Our pastor is doing a series on Knowing God. His recent sermon was on Psalm 139:13-18. I especially love verse 14. It reads, “Thank you for making me so wonderfully complex! Your workmanship is marvelous—how well I know it.” Wow, I just love that! He asked the congregation, “Do you thank God for who you are? Or do you resent God for how He made you?” His research showed that 90% of women and 50% of men say that they are dissatisfied with their body. He said the other 50% of men were lying. He also reported that 20 million women and 10 million men have had or will have a clinical eating disorder in their lifetime.
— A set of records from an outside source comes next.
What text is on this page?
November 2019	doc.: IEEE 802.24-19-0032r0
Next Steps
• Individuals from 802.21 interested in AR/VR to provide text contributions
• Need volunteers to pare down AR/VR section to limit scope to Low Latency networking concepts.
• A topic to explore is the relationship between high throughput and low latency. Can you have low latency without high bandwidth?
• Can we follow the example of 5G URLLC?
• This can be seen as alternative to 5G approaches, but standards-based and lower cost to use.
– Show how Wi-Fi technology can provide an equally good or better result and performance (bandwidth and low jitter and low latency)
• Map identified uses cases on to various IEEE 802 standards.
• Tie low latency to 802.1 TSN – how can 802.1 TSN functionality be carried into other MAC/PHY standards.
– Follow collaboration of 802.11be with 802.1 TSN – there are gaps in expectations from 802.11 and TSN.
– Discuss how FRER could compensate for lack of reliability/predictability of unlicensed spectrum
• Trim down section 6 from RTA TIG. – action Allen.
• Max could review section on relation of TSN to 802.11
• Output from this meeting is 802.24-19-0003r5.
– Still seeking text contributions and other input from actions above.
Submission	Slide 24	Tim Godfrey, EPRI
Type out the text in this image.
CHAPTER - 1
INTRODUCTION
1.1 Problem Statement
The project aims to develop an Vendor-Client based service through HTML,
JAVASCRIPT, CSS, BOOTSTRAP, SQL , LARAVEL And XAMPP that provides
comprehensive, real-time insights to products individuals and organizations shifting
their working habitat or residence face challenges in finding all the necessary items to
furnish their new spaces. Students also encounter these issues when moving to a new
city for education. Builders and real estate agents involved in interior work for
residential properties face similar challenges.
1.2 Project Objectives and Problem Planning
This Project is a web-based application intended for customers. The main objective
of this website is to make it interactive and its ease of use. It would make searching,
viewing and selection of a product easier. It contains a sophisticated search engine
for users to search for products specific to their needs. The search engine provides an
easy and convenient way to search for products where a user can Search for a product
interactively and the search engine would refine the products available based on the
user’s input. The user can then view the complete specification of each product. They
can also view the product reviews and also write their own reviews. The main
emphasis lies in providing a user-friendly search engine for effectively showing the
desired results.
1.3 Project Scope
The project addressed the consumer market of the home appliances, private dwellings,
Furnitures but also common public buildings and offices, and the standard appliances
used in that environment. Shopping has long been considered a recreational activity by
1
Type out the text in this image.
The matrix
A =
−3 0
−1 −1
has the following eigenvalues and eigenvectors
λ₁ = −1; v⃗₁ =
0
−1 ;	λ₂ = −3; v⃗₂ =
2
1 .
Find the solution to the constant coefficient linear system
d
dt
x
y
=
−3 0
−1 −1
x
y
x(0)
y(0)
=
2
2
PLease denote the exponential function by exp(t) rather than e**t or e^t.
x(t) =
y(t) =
I came home thinking about the sermon and did some research. Last month USA Today featured an article stating, “An American Society of Plastic Surgeons report found that $16 billion was spent on cosmetic plastic surgeries and minimally invasive procedures in 2016, which is the most the U.S. has ever spent on such operations.” Another article quoted that Millennials and Gen Xers are heading to plastic surgeons or dermatologists not to undo the toll years have taken on their skin, but to prevent it.
I watched the documentary “Embrace,” directed by Taryn Brumfitt. In 2013 Taryn, a mother in Australia, posted a “before-and-after” photo of herself during her pregnancy. It went viral on the Internet and was seen by 100 million people worldwide. The comments she received were vicious. She realized the power of body shaming and body loathing. She traveled the globe talking to experts, women on the street, and well-know personalities about the alarming self-hatred related to not having a perfect body.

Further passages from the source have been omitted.